In their research evaluating levels of consciousness, Plum (1971) and Posner (1975) assert that the evaluation of five clinical parameters can be used to identify the cause and anatomic location of the injury. These parameters include state of consciousness, respiratory status, pupillary size and reactivity to light, eye movements and ocular reflexes, and motor response. Jennett and Teasdale (1977) acknowledged these findings in their development of the GCS, but asserted that the cause and location of the injury in patients with head injury is usually known. They therefore proposed a simplified model, the GCS, which would measure only key aspects of level of consciousness in patients who had sustained head injuries. In their assessment, this simplified model would be easy to use by various members of the healthcare team, and could also be used repeatedly at different time periods to measure changes in level of consciousness in the headinjured patient (Teasdale & Jennett, 1974; Jennett & Teasdale). At the time the GCS was introduced into the literature, no other standardized measure for evaluating level of consciousness existed. The GCS provided a mechanism for quickly evaluating the severity of a head injury and a means to communicate this information effectively with other members of the healthcare team.
The GCS gained popularity because it was easy to use and provided a standardized way to evaluate level of consciousness. It was also due to these reasons that the scale began to be used widely with other patient populations when assessing their responsiveness. Although the scale became the standard for reporting level of consciousness, no research was done initially to investigate if it was a reliable tool or a valid measure for assessing severity of head injury or level of consciousness. This fact might account for the modest correlations reported in later research examining the relationship between GCS scores and patient outcomes.
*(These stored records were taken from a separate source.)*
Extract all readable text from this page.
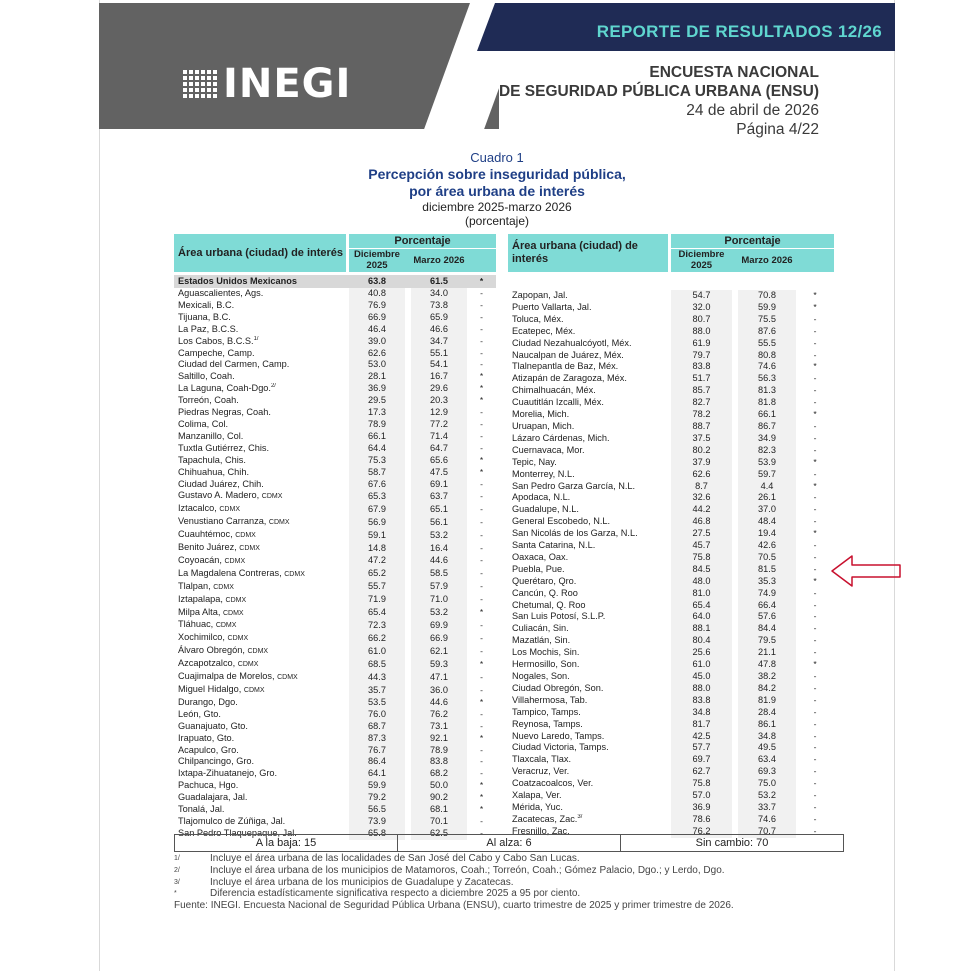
REPORTE DE RESULTADOS 12/26
INEGI	ENCUESTA NACIONAL
DE SEGURIDAD PÚBLICA URBANA (ENSU)
24 de abril de 2026
Página 4/22
Cuadro 1
Percepción sobre inseguridad pública,
por área urbana de interés
diciembre 2025-marzo 2026
(porcentaje)
Área urbana (ciudad) de interés		Porcentaje			
		Diciembre 2025		Marzo 2026	

Estados Unidos Mexicanos		63.8		61.5	*
Aguascalientes, Ags.		40.8		34.0	-
Mexicali, B.C.		76.9		73.8	-
Tijuana, B.C.		66.9		65.9	-
La Paz, B.C.S.		46.4		46.6	-
Los Cabos, B.C.S.$^{1/}$		39.0		34.7	-
Campeche, Camp.		62.6		55.1	-
Ciudad del Carmen, Camp.		53.0		54.1	-
Saltillo, Coah.		28.1		16.7	*
La Laguna, Coah-Dgo.$^{2/}$		36.9		29.6	*
Torreón, Coah.		29.5		20.3	*
Piedras Negras, Coah.		17.3		12.9	-
Colima, Col.		78.9		77.2	-
Manzanillo, Col.		66.1		71.4	-
Tuxtla Gutiérrez, Chis.		64.4		64.7	-
Tapachula, Chis.		75.3		65.6	*
Chihuahua, Chih.		58.7		47.5	*
Ciudad Juárez, Chih.		67.6		69.1	-
Gustavo A. Madero, CDMX		65.3		63.7	-
Iztacalco, CDMX		67.9		65.1	-
Venustiano Carranza, CDMX		56.9		56.1	-
Cuauhtémoc, CDMX		59.1		53.2	-
Benito Juárez, CDMX		14.8		16.4	-
Coyoacán, CDMX		47.2		44.6	-
La Magdalena Contreras, CDMX		65.2		58.5	-
Tlalpan, CDMX		55.7		57.9	-
Iztapalapa, CDMX		71.9		71.0	-
Milpa Alta, CDMX		65.4		53.2	*
Tláhuac, CDMX		72.3		69.9	-
Xochimilco, CDMX		66.2		66.9	-
Álvaro Obregón, CDMX		61.0		62.1	-
Azcapotzalco, CDMX		68.5		59.3	*
Cuajimalpa de Morelos, CDMX		44.3		47.1	-
Miguel Hidalgo, CDMX		35.7		36.0	-
Durango, Dgo.		53.5		44.6	*
León, Gto.		76.0		76.2	-
Guanajuato, Gto.		68.7		73.1	-
Irapuato, Gto.		87.3		92.1	*
Acapulco, Gro.		76.7		78.9	-
Chilpancingo, Gro.		86.4		83.8	-
Ixtapa-Zihuatanejo, Gro.		64.1		68.2	-
Pachuca, Hgo.		59.9		50.0	*
Guadalajara, Jal.		79.2		90.2	*
Tonalá, Jal.		56.5		68.1	*
Tlajomulco de Zúñiga, Jal.		73.9		70.1	-
San Pedro Tlaquepaque, Jal.		65.8		62.5	-
Área urbana (ciudad) de interés		Porcentaje			
		Diciembre 2025		Marzo 2026	

Zapopan, Jal.		54.7		70.8	*
Puerto Vallarta, Jal.		32.0		59.9	*
Toluca, Méx.		80.7		75.5	-
Ecatepec, Méx.		88.0		87.6	-
Ciudad Nezahualcóyotl, Méx.		61.9		55.5	-
Naucalpan de Juárez, Méx.		79.7		80.8	-
Tlalnepantla de Baz, Méx.		83.8		74.6	*
Atizapán de Zaragoza, Méx.		51.7		56.3	-
Chimalhuacán, Méx.		85.7		81.3	-
Cuautitlán Izcalli, Méx.		82.7		81.8	-
Morelia, Mich.		78.2		66.1	*
Uruapan, Mich.		88.7		86.7	-
Lázaro Cárdenas, Mich.		37.5		34.9	-
Cuernavaca, Mor.		80.2		82.3	-
Tepic, Nay.		37.9		53.9	*
Monterrey, N.L.		62.6		59.7	-
San Pedro Garza García, N.L.		8.7		4.4	*
Apodaca, N.L.		32.6		26.1	-
Guadalupe, N.L.		44.2		37.0	-
General Escobedo, N.L.		46.8		48.4	-
San Nicolás de los Garza, N.L.		27.5		19.4	*
Santa Catarina, N.L.		45.7		42.6	-
Oaxaca, Oax.		75.8		70.5	-
Puebla, Pue.		84.5		81.5	-
Querétaro, Qro.		48.0		35.3	*
Cancún, Q. Roo		81.0		74.9	-
Chetumal, Q. Roo		65.4		66.4	-
San Luis Potosí, S.L.P.		64.0		57.6	-
Culiacán, Sin.		88.1		84.4	-
Mazatlán, Sin.		80.4		79.5	-
Los Mochis, Sin.		25.6		21.1	-
Hermosillo, Son.		61.0		47.8	*
Nogales, Son.		45.0		38.2	-
Ciudad Obregón, Son.		88.0		84.2	-
Villahermosa, Tab.		83.8		81.9	-
Tampico, Tamps.		34.8		28.4	-
Reynosa, Tamps.		81.7		86.1	-
Nuevo Laredo, Tamps.		42.5		34.8	-
Ciudad Victoria, Tamps.		57.7		49.5	-
Tlaxcala, Tlax.		69.7		63.4	-
Veracruz, Ver.		62.7		69.3	-
Coatzacoalcos, Ver.		75.8		75.0	-
Xalapa, Ver.		57.0		53.2	-
Mérida, Yuc.		36.9		33.7	-
Zacatecas, Zac.$^{3/}$		78.6		74.6	-
Fresnillo, Zac.		76.2		70.7	-
A la baja: 15	Al alza: 6	Sin cambio: 70
1/	Incluye el área urbana de las localidades de San José del Cabo y Cabo San Lucas.
2/	Incluye el área urbana de los municipios de Matamoros, Coah.; Torreón, Coah.; Gómez Palacio, Dgo.; y Lerdo, Dgo.
3/	Incluye el área urbana de los municipios de Guadalupe y Zacatecas.
*	Diferencia estadísticamente significativa respecto a diciembre 2025 a 95 por ciento.
Fuente: INEGI. Encuesta Nacional de Seguridad Pública Urbana (ENSU), cuarto trimestre de 2025 y primer trimestre de 2026.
Research on Predictive Ability of GCS
In reviewing the cumulative research on the predictive ability of the GCS, it was found that the individual research findings could be grouped into the following categories: the GCS score when combined with other clinical variables, the use of specific GCS scores, the individual components of GCS scores, and the GCS score in relation to certain outcome categories. These categories will be used to present the research findings on the relationships between GCS scores and outcomes in head‐injured patients.
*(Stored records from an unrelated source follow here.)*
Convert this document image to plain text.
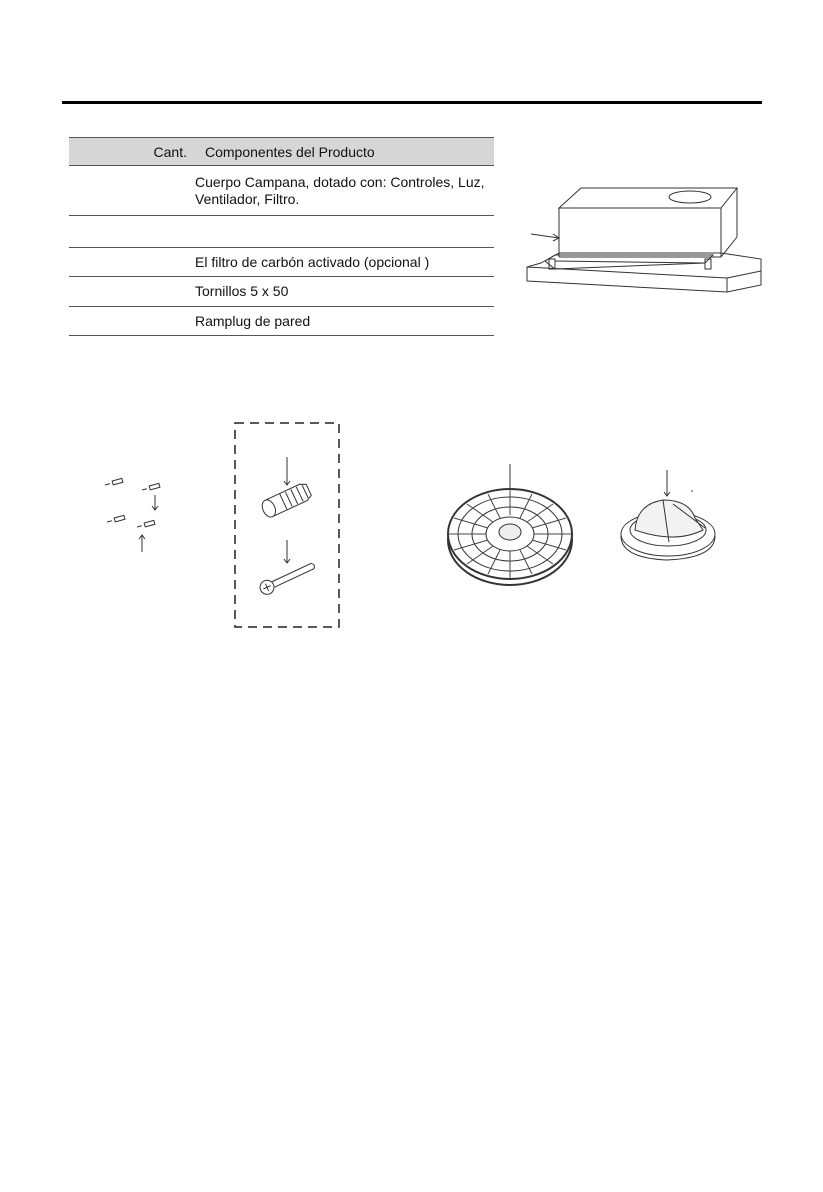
Cant.	Componentes del Producto
	Cuerpo Campana, dotado con: Controles, Luz, Ventilador, Filtro.

	El filtro de carbón activado (opcional )
	Tornillos 5 x 50
	Ramplug de pared
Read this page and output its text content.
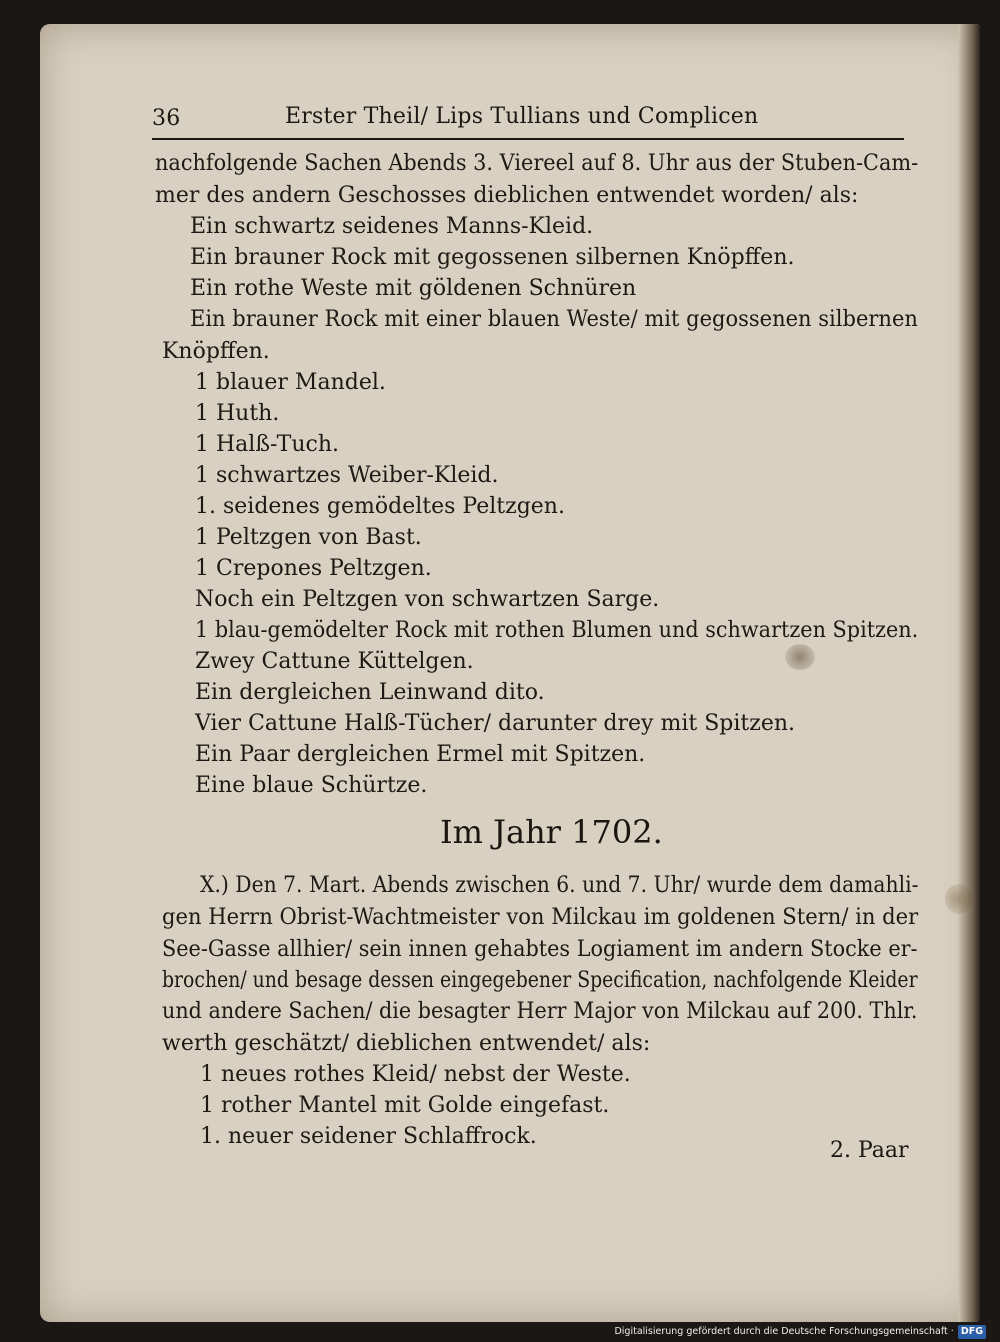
36	Erster Theil/ Lips Tullians und Complicen
nachfolgende Sachen Abends 3. Viereel auf 8. Uhr aus der Stuben-Cam-
mer des andern Geschosses dieblichen entwendet worden/ als:
Ein schwartz seidenes Manns-Kleid.
Ein brauner Rock mit gegossenen silbernen Knöpffen.
Ein rothe Weste mit göldenen Schnüren
Ein brauner Rock mit einer blauen Weste/ mit gegossenen silbernen
Knöpffen.
1 blauer Mandel.
1 Huth.
1 Halß-Tuch.
1 schwartzes Weiber-Kleid.
1. seidenes gemödeltes Peltzgen.
1 Peltzgen von Bast.
1 Crepones Peltzgen.
Noch ein Peltzgen von schwartzen Sarge.
1 blau-gemödelter Rock mit rothen Blumen und schwartzen Spitzen.
Zwey Cattune Küttelgen.
Ein dergleichen Leinwand dito.
Vier Cattune Halß-Tücher/ darunter drey mit Spitzen.
Ein Paar dergleichen Ermel mit Spitzen.
Eine blaue Schürtze.
Im Jahr 1702.
X.) Den 7. Mart. Abends zwischen 6. und 7. Uhr/ wurde dem damahli-
gen Herrn Obrist-Wachtmeister von Milckau im goldenen Stern/ in der
See-Gasse allhier/ sein innen gehabtes Logiament im andern Stocke er-
brochen/ und besage dessen eingegebener Specification, nachfolgende Kleider
und andere Sachen/ die besagter Herr Major von Milckau auf 200. Thlr.
werth geschätzt/ dieblichen entwendet/ als:
1 neues rothes Kleid/ nebst der Weste.
1 rother Mantel mit Golde eingefast.
1. neuer seidener Schlaffrock.
2. Paar
Digitalisierung gefördert durch die Deutsche Forschungsgemeinschaft · DFG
GCS and Other Predictor Variables
In the years immediately following the introduction of the GCS, many researchers examined the GCS score on admission along with other variables present in the acute stages of head injury and correlated these scores with different outcome measures at specified time intervals postinjury. Admission GCS scores were collected in conjunction with numerous variables, such as age, eye movements and pupillary responses (Choi, Ward, & Becker, 1983; Choi, Narayan, Anderson, & Ward, 1988; Lokkeberg & Grimes, 1984; Narayan et al., 1981), computed tomography (CT) data and type of injury (Choi et al., 1983; Choi et al., 1988; Choi et al., 1991; Narayan et al.), multimodality evoked potentials and intracranial pressure (Narayan et al.), injury severity score (Pal, Brown, & Fleizser, 1989) periods of posttraumatic amnesia (Bishara, Partridge, Godfrey, & Knight, 1992), cerebral perfusion pressure (Changaris et al., 1987), head Abbreviated Injury score and mechanism of injury (Demetriades et al., 2004), and hyperglycemia and leukocytosis (Rovlias & Kotsou, 2004).
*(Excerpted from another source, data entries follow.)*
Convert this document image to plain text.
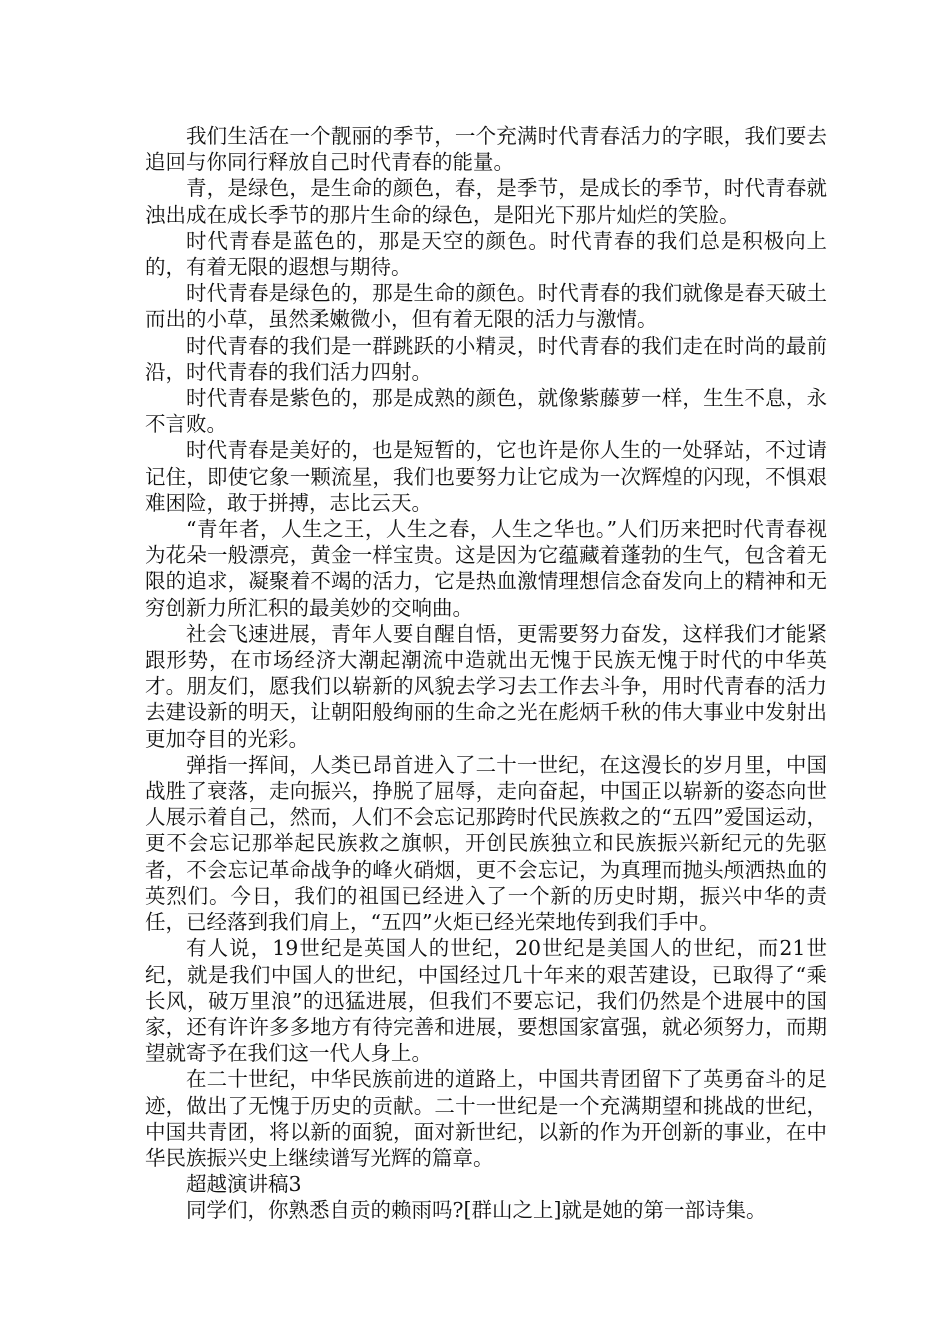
我们生活在一个靓丽的季节，一个充满时代青春活力的字眼，我们要去追回与你同行释放自己时代青春的能量。

青，是绿色，是生命的颜色，春，是季节，是成长的季节，时代青春就浊出成在成长季节的那片生命的绿色，是阳光下那片灿烂的笑脸。

时代青春是蓝色的，那是天空的颜色。时代青春的我们总是积极向上的，有着无限的遐想与期待。

时代青春是绿色的，那是生命的颜色。时代青春的我们就像是春天破土而出的小草，虽然柔嫩微小，但有着无限的活力与激情。

时代青春的我们是一群跳跃的小精灵，时代青春的我们走在时尚的最前沿，时代青春的我们活力四射。

时代青春是紫色的，那是成熟的颜色，就像紫藤萝一样，生生不息，永不言败。

时代青春是美好的，也是短暂的，它也许是你人生的一处驿站，不过请记住，即使它象一颗流星，我们也要努力让它成为一次辉煌的闪现，不惧艰难困险，敢于拼搏，志比云天。

“青年者，人生之王，人生之春，人生之华也。”人们历来把时代青春视为花朵一般漂亮，黄金一样宝贵。这是因为它蕴藏着蓬勃的生气，包含着无限的追求，凝聚着不竭的活力，它是热血激情理想信念奋发向上的精神和无穷创新力所汇积的最美妙的交响曲。

社会飞速进展，青年人要自醒自悟，更需要努力奋发，这样我们才能紧跟形势，在市场经济大潮起潮流中造就出无愧于民族无愧于时代的中华英才。朋友们，愿我们以崭新的风貌去学习去工作去斗争，用时代青春的活力去建设新的明天，让朝阳般绚丽的生命之光在彪炳千秋的伟大事业中发射出更加夺目的光彩。

弹指一挥间，人类已昂首进入了二十一世纪，在这漫长的岁月里，中国战胜了衰落，走向振兴，挣脱了屈辱，走向奋起，中国正以崭新的姿态向世人展示着自己，然而，人们不会忘记那跨时代民族救之的“五四”爱国运动，更不会忘记那举起民族救之旗帜，开创民族独立和民族振兴新纪元的先驱者，不会忘记革命战争的峰火硝烟，更不会忘记，为真理而抛头颅洒热血的英烈们。今日，我们的祖国已经进入了一个新的历史时期，振兴中华的责任，已经落到我们肩上，“五四”火炬已经光荣地传到我们手中。

有人说，19世纪是英国人的世纪，20世纪是美国人的世纪，而21世纪，就是我们中国人的世纪，中国经过几十年来的艰苦建设，已取得了“乘长风，破万里浪”的迅猛进展，但我们不要忘记，我们仍然是个进展中的国家，还有许许多多地方有待完善和进展，要想国家富强，就必须努力，而期望就寄予在我们这一代人身上。

在二十世纪，中华民族前进的道路上，中国共青团留下了英勇奋斗的足迹，做出了无愧于历史的贡献。二十一世纪是一个充满期望和挑战的世纪，中国共青团，将以新的面貌，面对新世纪，以新的作为开创新的事业，在中华民族振兴史上继续谱写光辉的篇章。

超越演讲稿3

同学们，你熟悉自贡的赖雨吗?[群山之上]就是她的第一部诗集。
Logistic regression analyses in these studies reveal that the admission GCS score, when combined with age and pupillary or oculocephalic response, was 80%‐84% accurate in predicting patient outcome into one of two categories, good outcome (as defined by no disability or moderate disability), or poor outcome (defined by severe disability or persistent vegetative state; Choi et al., 1983; Narayan et al., 1981). Age, GCS score, and pupillary reaction were found to be the most significant variables in predicting patient outcome (p<.02, p<.0002, p<.0002, respectively; Narayan et al.; Rovlias & Kotsou, 2004). Similar studies reported that age, best motor response, and pupillary reaction were the best predictors of outcome using stepwise logistic regression with mortality as the main outcome measure (Mamelak, Pitts, & Damron, 1996). Combining the variables of age, summed GCS score, and pupillary response with the patient's best motor score in a separate study yielded a similar accuracy prediction rate of 78% (Choi et al., 1988). However, the outcome categories in this study were not as broad. Instead, accuracy of prediction was based on how well these variables correctly placed patient outcome into one of five categories: good recovery/no disability, moderate disability, severe disability, persistent vegetative state, or death. These categories collectively are known as the Glasgow Outcome Scale (GOS; Jennett & Bond, 1975) and will be discussed further in the following sections of this paper.
Only one study reported the amount of variance accounted for by the GCS score. In a study of 93 head‐injured patients, Lokkeberg & Grimes (1984) found that admission GCS score, when combined with patient age, accounted for 36% of the variance in patient outcome at 12 months, with outcome being measured by the GOS. Even when all other variables were included in the analyses, the total variance explained only rose to 40% (Lokkeberg & Grimes). Thus, 60% of the variance in predicting outcome in these patients remains unexplained by the variables in the study, which included demographic information, CT scan abnormalities, surgical interventions, and skull fractures.
The majority of studies that examined the GCS score in conjunction with CT data failed to report that the data from the CT scans substantially influenced the outcome prediction rate in headinjured patients (Choi et al., 1983; Choi et al., 1988; Narayan et al., 1981; Young et al., 1981). One study found that adding CT scan data to six clinical variables (age, GCS score, pupillary reaction, eye movements, surgical decompression, and motor posturing) improved the confidence level in the percentage of accurate outcome prediction. The six clinical variables alone yielded an 82% accurate prediction rate (with 43% above the 90% confidence level), whereas adding CT scan data changed the prediction rate to 77% (but was 52% above the 90% confidence level; Narayan et al.).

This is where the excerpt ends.